After briefly exploring other parts of the Hudson Valley, they returned to Sullivan County. “You could get more land,” Marcus Smith said of the area. “It was something that we could grow with, as opposed to stepping into a place that had already maybe reached its peak in city dwellers.”
In July 2015, they bought a new barn-style house on 30 acres and now spend most weekends there.
Julie and Doug Eisenstein, a speech pathologist and attorney with two young sons, were next. The couple own the apartment next door to the Frazells in Brooklyn Heights; the families share a wall. The Eisensteins had also considered moving to the suburbs, but weren’t ready to commit to commuting. When the Frazells bought a house, they started thinking about a second home instead.
“They were always going up to Narrowsburg,” Julie Eisenstein, 48, said. “But I wasn’t sold on it.”
For one thing, the hamlet was very small. And as a native of Fort Lauderdale, Florida, she longed to be on the beach. The Frazells encouraged the couple to borrow their house and explore the area, and Doug Eisenstein, 48, quickly warmed to it.

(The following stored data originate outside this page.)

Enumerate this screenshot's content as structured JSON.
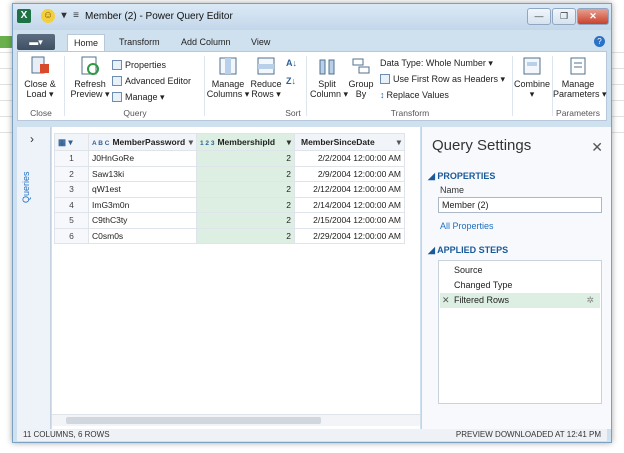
{
  "window": {
    "title": "Member (2) - Power Query Editor"
  },
  "tabs": [
    {
      "label": "Home",
      "active": true
    },
    {
      "label": "Transform"
    },
    {
      "label": "Add Column"
    },
    {
      "label": "View"
    }
  ],
  "file_tab": "▬▾",
  "ribbon": {
    "close_load": "Close &\nLoad ▾",
    "refresh_preview": "Refresh\nPreview ▾",
    "properties": "Properties",
    "advanced_editor": "Advanced Editor",
    "manage": "Manage ▾",
    "manage_columns": "Manage\nColumns ▾",
    "reduce_rows": "Reduce\nRows ▾",
    "split_column": "Split\nColumn ▾",
    "group_by": "Group\nBy",
    "data_type": "Data Type: Whole Number ▾",
    "first_row_headers": "Use First Row as Headers ▾",
    "replace_values": "Replace Values",
    "combine": "Combine\n▾",
    "manage_parameters": "Manage\nParameters ▾",
    "groups": {
      "close": "Close",
      "query": "Query",
      "sort": "Sort",
      "transform": "Transform",
      "parameters": "Parameters"
    }
  },
  "queries_pane": {
    "label": "Queries"
  },
  "grid": {
    "columns": [
      {
        "type": "A B C",
        "name": "MemberPassword"
      },
      {
        "type": "1 2 3",
        "name": "MembershipId"
      },
      {
        "type": "",
        "name": "MemberSinceDate"
      }
    ],
    "rows": [
      [
        "1",
        "J0HnGoRe",
        "2",
        "2/2/2004 12:00:00 AM"
      ],
      [
        "2",
        "Saw13ki",
        "2",
        "2/9/2004 12:00:00 AM"
      ],
      [
        "3",
        "qW1est",
        "2",
        "2/12/2004 12:00:00 AM"
      ],
      [
        "4",
        "ImG3m0n",
        "2",
        "2/14/2004 12:00:00 AM"
      ],
      [
        "5",
        "C9thC3ty",
        "2",
        "2/15/2004 12:00:00 AM"
      ],
      [
        "6",
        "C0sm0s",
        "2",
        "2/29/2004 12:00:00 AM"
      ]
    ]
  },
  "settings": {
    "title": "Query Settings",
    "properties_header": "PROPERTIES",
    "name_label": "Name",
    "name_value": "Member (2)",
    "all_properties": "All Properties",
    "steps_header": "APPLIED STEPS",
    "steps": [
      "Source",
      "Changed Type",
      "Filtered Rows"
    ]
  },
  "status": {
    "left": "11 COLUMNS, 6 ROWS",
    "right": "PREVIEW DOWNLOADED AT 12:41 PM"
  }
}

Eventually, Julie did, too. “I turned around and looked at the Delaware River and said, ‘OK, if we can find a place on the river, I’ll do it,’” she said. They found a four-bedroom waterfront house in August 2015. Built in the 1980s, it needed a lot of work, but over the next two years, they fixed it up, bought kayaks and a canoe, and installed suburban amenities, including an indoor playground. A basketball hoop is coming this spring.
“We all host various events,” Kirstin Frazell said. “Jason and I have a July 4 pool party that everyone is invited to. Erin and Marcus host a pig roast every September. Somebody always does something for New Year’s.”
Some events coincide with local happenings — in the case of the pig roast, with the Narrowsburg Honey Bee Festival — to help support the hamlet. The friends say that far from being treated like interlopers, they’ve been embraced by the locals. Their Facebook group has expanded to include dozens of full-time residents.
Those who settle in Narrowsburg tend to be “an eclectic group of people who respect the area,” Santo said, “and want the area to thrive and want it to become vital and sustainable.”
She is encouraged that more people seem to be relocating full time to Narrowsburg — among them the Carpenters, who made the move late last year, when Matt Carpenter took a job with a local nonprofit.
Around the same time, a fifth set of friends bought a home in the nearby hamlet of Eldred. And yet another couple recently made an offer on 15 acres a mile away from the Frazells.
“There will be more, we’re assuming,” Kirstin said. “The only downside is, we probably do less relaxing than we should. We’re constantly going to parties.”